Jesus told the next part of the story for people like him. “While he was still far off, his father saw him and was filled with compassion; he put his arms around him and kissed him.” The son starts giving his little speech, but his dad doesn’t even let him finish it. All Dad hears are the words ‘Father’ and ‘son,’ and that was all he had to hear. “Quickly, bring out his best suit—you know the one, we got it for his brother’s wedding—get him a towel, get him cleaned up, get him something to eat! We’re inviting everyone over right away, tonight. This son of mine is alive again. Son, let’s be clear about one thing right now. I don’t care about where you went or what you did. You came back, and that’s all that matters.”

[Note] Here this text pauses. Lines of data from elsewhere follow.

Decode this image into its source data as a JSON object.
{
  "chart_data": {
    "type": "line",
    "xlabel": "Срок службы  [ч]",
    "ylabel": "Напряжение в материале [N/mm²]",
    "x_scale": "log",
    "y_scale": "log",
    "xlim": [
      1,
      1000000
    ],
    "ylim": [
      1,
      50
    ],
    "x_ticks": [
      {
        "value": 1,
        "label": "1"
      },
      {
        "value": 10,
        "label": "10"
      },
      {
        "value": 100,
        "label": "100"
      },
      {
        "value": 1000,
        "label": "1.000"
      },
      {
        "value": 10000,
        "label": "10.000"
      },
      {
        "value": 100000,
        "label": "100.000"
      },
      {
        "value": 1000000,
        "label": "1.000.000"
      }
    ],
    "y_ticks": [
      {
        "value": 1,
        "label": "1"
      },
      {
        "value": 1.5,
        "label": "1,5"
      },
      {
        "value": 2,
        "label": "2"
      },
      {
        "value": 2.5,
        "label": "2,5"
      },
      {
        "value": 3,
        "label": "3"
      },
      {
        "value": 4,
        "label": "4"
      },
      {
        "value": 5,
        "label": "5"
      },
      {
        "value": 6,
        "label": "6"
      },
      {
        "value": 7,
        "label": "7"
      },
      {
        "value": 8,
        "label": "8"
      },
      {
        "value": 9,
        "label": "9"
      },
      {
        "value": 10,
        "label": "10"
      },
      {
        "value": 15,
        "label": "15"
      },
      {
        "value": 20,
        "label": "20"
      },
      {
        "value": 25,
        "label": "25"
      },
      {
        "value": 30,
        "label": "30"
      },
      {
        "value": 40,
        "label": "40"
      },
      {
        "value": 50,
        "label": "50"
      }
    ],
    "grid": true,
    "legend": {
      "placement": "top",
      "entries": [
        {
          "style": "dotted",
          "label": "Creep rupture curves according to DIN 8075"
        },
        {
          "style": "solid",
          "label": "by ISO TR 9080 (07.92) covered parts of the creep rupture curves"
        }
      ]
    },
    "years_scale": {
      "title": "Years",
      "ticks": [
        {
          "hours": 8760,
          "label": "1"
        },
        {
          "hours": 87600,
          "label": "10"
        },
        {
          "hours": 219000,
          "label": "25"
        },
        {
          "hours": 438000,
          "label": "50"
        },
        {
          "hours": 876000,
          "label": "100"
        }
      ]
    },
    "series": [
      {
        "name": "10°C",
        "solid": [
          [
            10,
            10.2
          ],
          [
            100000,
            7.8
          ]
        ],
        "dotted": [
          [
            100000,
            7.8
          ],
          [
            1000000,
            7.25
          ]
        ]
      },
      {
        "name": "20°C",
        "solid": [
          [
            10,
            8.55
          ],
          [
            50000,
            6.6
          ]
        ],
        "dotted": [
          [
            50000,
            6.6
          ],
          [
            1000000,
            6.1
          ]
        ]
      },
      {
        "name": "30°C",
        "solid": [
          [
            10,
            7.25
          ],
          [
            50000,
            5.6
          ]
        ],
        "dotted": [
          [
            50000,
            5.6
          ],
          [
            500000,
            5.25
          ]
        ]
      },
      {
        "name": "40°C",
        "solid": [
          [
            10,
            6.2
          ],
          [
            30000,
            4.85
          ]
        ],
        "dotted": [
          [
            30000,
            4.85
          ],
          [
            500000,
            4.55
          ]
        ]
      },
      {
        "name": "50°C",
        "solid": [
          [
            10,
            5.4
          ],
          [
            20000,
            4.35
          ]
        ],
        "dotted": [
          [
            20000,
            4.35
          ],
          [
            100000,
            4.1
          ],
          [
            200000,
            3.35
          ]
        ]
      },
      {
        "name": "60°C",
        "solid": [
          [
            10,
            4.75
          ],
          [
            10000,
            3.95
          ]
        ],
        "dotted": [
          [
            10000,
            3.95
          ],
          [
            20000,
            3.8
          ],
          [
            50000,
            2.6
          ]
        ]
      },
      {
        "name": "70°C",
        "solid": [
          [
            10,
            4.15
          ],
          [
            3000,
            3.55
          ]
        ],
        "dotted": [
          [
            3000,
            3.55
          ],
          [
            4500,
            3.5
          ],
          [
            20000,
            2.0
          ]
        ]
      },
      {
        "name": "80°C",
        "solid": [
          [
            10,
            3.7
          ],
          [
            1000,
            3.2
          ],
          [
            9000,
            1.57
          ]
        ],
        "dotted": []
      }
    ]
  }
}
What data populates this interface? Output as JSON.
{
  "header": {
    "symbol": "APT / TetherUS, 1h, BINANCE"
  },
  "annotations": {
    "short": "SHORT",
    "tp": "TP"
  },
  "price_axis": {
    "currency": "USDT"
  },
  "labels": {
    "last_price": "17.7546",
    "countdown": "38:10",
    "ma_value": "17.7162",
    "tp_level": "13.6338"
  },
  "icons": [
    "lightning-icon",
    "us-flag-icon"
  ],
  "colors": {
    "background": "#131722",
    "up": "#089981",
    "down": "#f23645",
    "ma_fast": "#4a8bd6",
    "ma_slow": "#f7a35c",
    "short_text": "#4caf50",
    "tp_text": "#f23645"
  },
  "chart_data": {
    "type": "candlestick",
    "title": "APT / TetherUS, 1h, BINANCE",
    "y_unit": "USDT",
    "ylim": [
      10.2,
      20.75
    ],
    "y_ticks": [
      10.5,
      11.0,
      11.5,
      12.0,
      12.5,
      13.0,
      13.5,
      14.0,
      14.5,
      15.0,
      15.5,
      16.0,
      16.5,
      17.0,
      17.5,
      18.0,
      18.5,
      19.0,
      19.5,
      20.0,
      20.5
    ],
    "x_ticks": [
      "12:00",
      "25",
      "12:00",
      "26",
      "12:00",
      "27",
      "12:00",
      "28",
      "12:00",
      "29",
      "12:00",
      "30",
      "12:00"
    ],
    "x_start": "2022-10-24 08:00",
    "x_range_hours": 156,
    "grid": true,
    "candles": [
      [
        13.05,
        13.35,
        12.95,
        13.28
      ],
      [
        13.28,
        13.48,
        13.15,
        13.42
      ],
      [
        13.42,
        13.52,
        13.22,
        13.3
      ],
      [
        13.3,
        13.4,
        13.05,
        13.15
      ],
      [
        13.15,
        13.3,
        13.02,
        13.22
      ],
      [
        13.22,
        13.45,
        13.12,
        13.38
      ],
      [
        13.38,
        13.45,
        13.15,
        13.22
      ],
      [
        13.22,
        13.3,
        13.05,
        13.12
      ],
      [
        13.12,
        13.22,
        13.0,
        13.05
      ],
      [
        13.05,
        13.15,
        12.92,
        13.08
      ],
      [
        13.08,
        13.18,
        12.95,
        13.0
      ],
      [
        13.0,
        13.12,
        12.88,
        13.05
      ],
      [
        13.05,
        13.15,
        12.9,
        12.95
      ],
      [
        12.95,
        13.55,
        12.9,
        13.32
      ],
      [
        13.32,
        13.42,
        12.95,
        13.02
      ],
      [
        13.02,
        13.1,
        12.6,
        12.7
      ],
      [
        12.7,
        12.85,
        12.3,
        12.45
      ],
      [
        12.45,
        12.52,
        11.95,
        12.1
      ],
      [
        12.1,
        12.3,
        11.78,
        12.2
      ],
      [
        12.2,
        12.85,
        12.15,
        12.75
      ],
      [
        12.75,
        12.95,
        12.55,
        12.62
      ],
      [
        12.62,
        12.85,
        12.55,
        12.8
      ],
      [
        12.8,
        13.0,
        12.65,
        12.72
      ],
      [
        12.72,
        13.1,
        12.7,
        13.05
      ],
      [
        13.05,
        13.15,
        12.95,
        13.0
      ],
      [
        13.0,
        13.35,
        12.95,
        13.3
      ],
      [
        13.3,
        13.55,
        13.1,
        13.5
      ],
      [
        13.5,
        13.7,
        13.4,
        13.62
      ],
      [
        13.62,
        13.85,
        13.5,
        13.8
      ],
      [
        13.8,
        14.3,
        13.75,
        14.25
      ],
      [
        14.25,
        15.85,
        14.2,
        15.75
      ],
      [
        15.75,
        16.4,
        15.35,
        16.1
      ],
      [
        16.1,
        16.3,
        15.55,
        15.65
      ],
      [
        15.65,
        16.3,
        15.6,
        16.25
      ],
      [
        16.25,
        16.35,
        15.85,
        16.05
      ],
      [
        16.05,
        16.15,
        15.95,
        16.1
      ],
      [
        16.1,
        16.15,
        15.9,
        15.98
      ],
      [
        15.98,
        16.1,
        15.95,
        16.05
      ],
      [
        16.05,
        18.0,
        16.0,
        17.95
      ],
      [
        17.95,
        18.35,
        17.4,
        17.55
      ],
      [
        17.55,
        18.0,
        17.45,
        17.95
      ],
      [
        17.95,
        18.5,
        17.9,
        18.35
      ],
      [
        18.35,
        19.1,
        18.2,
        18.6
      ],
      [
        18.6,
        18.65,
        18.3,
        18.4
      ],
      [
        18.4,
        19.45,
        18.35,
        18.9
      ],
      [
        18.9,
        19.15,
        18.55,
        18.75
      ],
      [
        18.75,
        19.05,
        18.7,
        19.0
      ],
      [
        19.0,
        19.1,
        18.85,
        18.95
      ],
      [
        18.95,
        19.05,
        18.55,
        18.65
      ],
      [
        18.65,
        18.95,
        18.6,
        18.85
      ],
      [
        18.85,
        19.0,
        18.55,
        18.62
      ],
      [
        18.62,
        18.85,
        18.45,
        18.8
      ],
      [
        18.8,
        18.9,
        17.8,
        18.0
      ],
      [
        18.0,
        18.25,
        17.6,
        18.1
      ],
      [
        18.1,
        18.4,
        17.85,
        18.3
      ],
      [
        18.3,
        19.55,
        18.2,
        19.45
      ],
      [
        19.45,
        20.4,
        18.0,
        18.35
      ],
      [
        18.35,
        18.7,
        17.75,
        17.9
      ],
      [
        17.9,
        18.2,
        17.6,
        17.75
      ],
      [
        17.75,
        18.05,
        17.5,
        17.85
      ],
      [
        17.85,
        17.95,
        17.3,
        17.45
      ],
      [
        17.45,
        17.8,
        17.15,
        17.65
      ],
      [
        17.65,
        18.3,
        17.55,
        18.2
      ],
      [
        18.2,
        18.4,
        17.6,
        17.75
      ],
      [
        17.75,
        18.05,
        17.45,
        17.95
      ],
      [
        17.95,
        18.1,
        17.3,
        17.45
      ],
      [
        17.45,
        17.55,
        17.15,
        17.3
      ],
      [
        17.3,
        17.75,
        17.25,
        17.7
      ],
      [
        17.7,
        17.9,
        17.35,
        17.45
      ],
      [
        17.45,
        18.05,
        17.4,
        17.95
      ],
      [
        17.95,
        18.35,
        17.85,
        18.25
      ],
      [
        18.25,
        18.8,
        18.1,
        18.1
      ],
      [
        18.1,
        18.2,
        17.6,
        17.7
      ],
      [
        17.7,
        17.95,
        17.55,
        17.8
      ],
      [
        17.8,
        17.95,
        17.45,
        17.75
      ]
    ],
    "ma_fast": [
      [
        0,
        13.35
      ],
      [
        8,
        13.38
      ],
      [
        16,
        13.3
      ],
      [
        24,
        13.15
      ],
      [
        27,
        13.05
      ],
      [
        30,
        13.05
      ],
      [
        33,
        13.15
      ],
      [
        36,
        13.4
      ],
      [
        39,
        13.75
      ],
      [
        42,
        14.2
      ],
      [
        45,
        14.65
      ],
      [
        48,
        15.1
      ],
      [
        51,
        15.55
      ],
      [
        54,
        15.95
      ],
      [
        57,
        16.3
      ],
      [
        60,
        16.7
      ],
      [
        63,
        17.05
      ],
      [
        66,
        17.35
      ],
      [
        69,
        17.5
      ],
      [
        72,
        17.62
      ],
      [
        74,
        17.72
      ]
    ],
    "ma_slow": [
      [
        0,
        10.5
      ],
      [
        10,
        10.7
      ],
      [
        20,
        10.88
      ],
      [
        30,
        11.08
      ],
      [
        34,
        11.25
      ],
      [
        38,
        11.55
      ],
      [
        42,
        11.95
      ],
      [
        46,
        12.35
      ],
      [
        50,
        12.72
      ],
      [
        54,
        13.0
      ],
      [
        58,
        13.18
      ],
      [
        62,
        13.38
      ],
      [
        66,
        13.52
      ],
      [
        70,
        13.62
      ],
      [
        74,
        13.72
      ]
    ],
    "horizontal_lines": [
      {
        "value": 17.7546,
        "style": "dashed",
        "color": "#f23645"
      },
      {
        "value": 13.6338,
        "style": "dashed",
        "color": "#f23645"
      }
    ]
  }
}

It can be very hard to say, “I repent.” It can be even harder to believe that you’re really forgiven. Real forgiveness can be hard to come by down here. But Jesus is telling these sinners and tax collector something about the heart of his Father. His Father is the one who watches for them while they’re still far off. In fact his Father does more than watch—he runs out into the road, and sends his own son to journey into the far country, to eat with tax collectors and sinners. St. Paul says that “while we were yet sinners, Christ died for us.” “In Christ,” Paul says, “God was reconciling the world to himself, not counting their trespasses against them.” How could we ever come home again if not for this? We are able to come, not trusting in our own righteousness, but in our Father’s manifold and great mercies.

The next part of the story is for the Pharisees and the scribes, for good church people like us. We tend to forget about this part—we don’t think of it as the parable of the two lost sons, but the one prodigal son—and I have a hunch about why. My hunch is that we church people are an awful lot more likely to be older brothers than prodigal sons, and that we don’t like Jesus telling us that we’re just as lost as our no-account kid brothers out in California who never did anything serious with their lives except work on their suntans and explore Buddhism. We didn’t go to California and get suntans and explore Eastern spirituality. We stayed in St. Louis and went to church. Shouldn’t we get credit for that?

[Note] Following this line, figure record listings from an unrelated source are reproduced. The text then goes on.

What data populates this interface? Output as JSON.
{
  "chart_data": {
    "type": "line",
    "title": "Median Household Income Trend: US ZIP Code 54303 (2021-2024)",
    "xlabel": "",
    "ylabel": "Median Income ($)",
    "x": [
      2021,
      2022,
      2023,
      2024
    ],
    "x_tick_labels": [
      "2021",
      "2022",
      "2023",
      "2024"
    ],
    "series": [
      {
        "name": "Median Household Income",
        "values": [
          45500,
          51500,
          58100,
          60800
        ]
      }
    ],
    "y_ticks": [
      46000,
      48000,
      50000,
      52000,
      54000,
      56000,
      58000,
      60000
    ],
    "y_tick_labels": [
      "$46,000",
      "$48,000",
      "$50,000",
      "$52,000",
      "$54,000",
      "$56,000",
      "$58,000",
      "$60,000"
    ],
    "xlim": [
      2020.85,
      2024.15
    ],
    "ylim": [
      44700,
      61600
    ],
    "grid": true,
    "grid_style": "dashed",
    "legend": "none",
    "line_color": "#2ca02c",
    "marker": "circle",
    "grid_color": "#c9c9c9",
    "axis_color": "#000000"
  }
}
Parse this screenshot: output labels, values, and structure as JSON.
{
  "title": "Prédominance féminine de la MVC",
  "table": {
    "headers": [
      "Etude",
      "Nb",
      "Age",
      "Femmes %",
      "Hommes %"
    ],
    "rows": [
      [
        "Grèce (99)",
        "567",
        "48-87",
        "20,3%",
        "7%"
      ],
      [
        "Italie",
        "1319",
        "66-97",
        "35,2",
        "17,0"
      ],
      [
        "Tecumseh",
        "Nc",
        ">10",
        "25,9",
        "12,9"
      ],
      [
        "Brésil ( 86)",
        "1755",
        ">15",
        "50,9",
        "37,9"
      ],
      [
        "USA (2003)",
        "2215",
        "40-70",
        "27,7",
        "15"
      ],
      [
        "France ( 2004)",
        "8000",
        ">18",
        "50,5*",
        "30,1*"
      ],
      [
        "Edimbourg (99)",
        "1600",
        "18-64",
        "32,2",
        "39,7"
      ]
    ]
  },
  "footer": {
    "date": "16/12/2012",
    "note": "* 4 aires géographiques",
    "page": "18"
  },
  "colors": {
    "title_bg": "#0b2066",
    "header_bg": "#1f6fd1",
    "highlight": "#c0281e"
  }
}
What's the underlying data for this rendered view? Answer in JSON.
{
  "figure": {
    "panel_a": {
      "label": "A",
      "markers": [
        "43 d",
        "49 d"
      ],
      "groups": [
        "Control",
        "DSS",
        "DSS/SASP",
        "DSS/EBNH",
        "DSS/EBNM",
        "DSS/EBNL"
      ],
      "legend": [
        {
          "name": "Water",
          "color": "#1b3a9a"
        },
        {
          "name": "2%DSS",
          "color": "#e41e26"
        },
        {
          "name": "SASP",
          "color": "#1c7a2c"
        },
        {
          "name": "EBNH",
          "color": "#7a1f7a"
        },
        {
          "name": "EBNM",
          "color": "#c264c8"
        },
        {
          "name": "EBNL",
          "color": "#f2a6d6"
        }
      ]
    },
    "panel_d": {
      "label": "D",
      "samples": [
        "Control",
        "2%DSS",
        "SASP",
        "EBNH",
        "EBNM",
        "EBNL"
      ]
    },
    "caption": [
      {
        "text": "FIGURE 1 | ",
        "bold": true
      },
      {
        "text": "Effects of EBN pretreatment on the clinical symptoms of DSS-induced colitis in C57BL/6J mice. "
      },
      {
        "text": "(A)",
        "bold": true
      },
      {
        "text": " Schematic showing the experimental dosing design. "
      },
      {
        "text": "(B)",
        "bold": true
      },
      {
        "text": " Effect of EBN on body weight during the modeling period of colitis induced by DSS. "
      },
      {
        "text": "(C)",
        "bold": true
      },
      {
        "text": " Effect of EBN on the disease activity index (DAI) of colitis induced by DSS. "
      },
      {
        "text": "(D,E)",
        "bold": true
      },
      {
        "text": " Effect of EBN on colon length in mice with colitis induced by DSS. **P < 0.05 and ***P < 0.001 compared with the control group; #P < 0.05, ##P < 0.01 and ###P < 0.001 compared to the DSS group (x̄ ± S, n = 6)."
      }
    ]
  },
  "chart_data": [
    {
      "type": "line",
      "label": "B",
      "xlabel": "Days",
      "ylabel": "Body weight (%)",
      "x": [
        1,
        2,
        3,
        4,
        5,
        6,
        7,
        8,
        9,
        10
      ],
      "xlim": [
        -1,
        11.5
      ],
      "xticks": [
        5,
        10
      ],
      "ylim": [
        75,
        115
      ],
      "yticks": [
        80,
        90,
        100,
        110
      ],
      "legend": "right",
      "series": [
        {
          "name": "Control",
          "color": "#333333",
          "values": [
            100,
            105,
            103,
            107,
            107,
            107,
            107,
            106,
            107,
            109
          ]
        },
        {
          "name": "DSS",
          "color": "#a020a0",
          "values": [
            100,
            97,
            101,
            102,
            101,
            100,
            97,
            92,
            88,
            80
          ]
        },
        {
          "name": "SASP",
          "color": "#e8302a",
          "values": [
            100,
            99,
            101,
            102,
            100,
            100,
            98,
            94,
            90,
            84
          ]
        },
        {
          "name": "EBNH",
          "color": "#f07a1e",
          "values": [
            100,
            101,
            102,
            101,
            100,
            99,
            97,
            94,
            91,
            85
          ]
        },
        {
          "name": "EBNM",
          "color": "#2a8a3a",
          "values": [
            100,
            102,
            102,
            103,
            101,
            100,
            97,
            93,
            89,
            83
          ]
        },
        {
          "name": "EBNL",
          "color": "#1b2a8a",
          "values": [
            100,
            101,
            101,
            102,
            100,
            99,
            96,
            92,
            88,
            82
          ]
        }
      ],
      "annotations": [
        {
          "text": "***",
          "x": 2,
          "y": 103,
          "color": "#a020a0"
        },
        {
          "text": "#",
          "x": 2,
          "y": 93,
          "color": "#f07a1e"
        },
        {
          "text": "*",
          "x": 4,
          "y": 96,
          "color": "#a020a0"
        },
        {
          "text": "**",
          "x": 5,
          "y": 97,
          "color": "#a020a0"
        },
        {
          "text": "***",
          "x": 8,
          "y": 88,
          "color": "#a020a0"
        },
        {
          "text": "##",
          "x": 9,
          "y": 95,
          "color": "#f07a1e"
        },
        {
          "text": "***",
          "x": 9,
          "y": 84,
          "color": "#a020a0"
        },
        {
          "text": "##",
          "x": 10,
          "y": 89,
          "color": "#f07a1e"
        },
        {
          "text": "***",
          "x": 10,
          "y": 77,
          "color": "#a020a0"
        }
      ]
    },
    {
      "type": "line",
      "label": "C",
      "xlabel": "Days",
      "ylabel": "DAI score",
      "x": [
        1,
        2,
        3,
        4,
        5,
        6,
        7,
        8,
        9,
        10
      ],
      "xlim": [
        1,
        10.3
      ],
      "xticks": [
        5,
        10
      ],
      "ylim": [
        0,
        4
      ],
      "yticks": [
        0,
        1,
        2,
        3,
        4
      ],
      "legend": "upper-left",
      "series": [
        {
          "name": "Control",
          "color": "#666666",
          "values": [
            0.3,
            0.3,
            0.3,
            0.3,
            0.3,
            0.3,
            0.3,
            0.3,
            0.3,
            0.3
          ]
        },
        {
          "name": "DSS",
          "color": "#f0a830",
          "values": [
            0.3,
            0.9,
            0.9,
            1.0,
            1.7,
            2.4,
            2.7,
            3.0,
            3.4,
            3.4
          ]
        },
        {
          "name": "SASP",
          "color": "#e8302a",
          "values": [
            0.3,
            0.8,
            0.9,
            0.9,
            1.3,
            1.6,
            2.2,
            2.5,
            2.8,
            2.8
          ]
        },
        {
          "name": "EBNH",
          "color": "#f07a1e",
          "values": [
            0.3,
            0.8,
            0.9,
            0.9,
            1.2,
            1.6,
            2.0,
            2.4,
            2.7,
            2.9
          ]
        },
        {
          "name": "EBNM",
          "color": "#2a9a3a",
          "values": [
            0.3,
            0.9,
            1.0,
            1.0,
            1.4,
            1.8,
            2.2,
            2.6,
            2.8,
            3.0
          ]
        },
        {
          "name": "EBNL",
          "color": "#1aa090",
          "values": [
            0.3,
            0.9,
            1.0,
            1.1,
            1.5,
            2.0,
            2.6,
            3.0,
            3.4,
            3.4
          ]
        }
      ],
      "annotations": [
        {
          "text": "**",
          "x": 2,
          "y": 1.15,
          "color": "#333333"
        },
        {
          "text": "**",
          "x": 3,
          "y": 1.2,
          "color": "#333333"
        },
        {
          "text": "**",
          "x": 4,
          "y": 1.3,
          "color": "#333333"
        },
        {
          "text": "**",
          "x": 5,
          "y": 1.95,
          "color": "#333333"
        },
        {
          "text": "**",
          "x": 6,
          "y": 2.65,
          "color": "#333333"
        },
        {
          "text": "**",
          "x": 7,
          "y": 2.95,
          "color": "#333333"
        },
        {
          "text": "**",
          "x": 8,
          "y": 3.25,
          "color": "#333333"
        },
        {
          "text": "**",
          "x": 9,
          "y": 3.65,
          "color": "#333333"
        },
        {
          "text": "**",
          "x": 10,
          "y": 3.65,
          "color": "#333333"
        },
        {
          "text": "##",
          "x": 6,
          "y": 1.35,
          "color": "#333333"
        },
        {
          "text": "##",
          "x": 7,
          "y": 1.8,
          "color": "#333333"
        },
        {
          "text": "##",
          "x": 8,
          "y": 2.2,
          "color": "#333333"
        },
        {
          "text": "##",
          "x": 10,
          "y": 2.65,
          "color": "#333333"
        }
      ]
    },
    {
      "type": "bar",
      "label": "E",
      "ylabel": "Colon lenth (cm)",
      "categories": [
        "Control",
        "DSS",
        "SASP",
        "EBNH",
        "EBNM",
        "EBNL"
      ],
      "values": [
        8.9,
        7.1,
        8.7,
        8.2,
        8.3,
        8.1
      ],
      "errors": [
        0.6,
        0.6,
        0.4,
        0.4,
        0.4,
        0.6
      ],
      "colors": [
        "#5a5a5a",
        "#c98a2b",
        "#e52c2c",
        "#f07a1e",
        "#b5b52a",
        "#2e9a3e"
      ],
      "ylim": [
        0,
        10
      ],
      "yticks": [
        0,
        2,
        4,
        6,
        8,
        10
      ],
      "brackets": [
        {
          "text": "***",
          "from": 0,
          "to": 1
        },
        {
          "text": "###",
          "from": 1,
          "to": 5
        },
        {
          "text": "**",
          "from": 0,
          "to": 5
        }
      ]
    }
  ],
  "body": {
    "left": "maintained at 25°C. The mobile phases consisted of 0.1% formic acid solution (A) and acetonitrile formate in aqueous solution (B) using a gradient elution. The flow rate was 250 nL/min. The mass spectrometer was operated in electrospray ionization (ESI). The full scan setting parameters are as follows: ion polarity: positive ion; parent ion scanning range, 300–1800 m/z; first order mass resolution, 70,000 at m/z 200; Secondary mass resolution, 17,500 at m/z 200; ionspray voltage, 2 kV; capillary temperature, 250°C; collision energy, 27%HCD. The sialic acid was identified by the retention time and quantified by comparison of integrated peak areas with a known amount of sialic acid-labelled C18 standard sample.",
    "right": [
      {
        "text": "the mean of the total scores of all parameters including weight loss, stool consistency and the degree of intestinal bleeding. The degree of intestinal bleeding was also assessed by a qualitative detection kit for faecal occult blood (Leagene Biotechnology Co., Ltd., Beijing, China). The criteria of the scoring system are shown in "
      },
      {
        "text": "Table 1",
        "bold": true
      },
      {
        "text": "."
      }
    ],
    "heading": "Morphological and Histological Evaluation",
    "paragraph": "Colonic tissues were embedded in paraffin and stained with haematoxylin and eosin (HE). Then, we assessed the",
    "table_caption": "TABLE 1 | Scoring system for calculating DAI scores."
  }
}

The older brother would agree. His father is being completely unfair, and he’s absolutely furious about it. He heads home after a hard day of work and sees some kind of party. He probably has a hunch about what’s going on—he doesn’t go inside to see for himself, and he doesn’t ask his dad what’s up. He has someone else find out for him. It’s as he thought. There’s no way he’s coming in, not after what his blackguard brother did to the family. His dad, making a fool out of himself, always letting his brother walk all over him—how could he fall for this again? And it’s not fair. He’d worked hard his whole life, and did that count for anything? Apparently not. His father can hear him shouting from outside: Why can’t I get any respect for what I earned?  For what I earned with my own hands? Why can’t I get what I deserve?

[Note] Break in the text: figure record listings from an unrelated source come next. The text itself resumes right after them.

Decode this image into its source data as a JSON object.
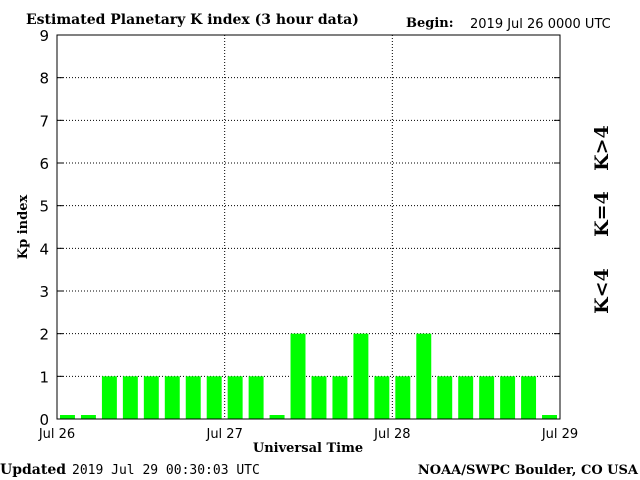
{
  "header": {
    "title": "Estimated Planetary K index (3 hour data)",
    "begin_label": "Begin:",
    "begin_value": "2019 Jul 26 0000 UTC"
  },
  "footer": {
    "updated_label": "Updated",
    "updated_value": "2019 Jul 29 00:30:03 UTC",
    "source": "NOAA/SWPC Boulder, CO USA"
  },
  "legend": {
    "low": "K<4",
    "mid": "K=4",
    "high": "K>4",
    "colors": {
      "low": "#00ff00",
      "mid": "#ffd700",
      "high": "#ff2a00"
    }
  },
  "chart_data": {
    "type": "bar",
    "title": "Estimated Planetary K index (3 hour data)",
    "xlabel": "Universal Time",
    "ylabel": "Kp index",
    "ylim": [
      0,
      9
    ],
    "yticks": [
      0,
      1,
      2,
      3,
      4,
      5,
      6,
      7,
      8,
      9
    ],
    "xticks": [
      "Jul 26",
      "Jul 27",
      "Jul 28",
      "Jul 29"
    ],
    "grid": true,
    "bar_color": "#00ff00",
    "values": [
      0,
      0,
      1,
      1,
      1,
      1,
      1,
      1,
      1,
      1,
      0,
      2,
      1,
      1,
      2,
      1,
      1,
      2,
      1,
      1,
      1,
      1,
      1,
      0
    ]
  }
}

Just like he came out to meet his younger son, his father comes out to meet him too. Come inside, come inside where it’s warm, he says. I know you’re angry. But don’t you see what you’re doing? Your brother wound up cold and alone God knows where, and now he’s back—he’s alive again. Try to forgive him, don’t hold on to this—why should you stay out here by yourself, like he was? And all of this about deserve, deserve. You’ve always been this way, ever since you were a little boy. You’ve worked hard, I know that, don’t think I don’t appreciate it. But don’t you know that I’ve already given you everything? All that I have? My own heart? But all you’ve ever wanted is what you deserve. You never let me give you anything. Come inside, my son—all of this is for you too. Amen.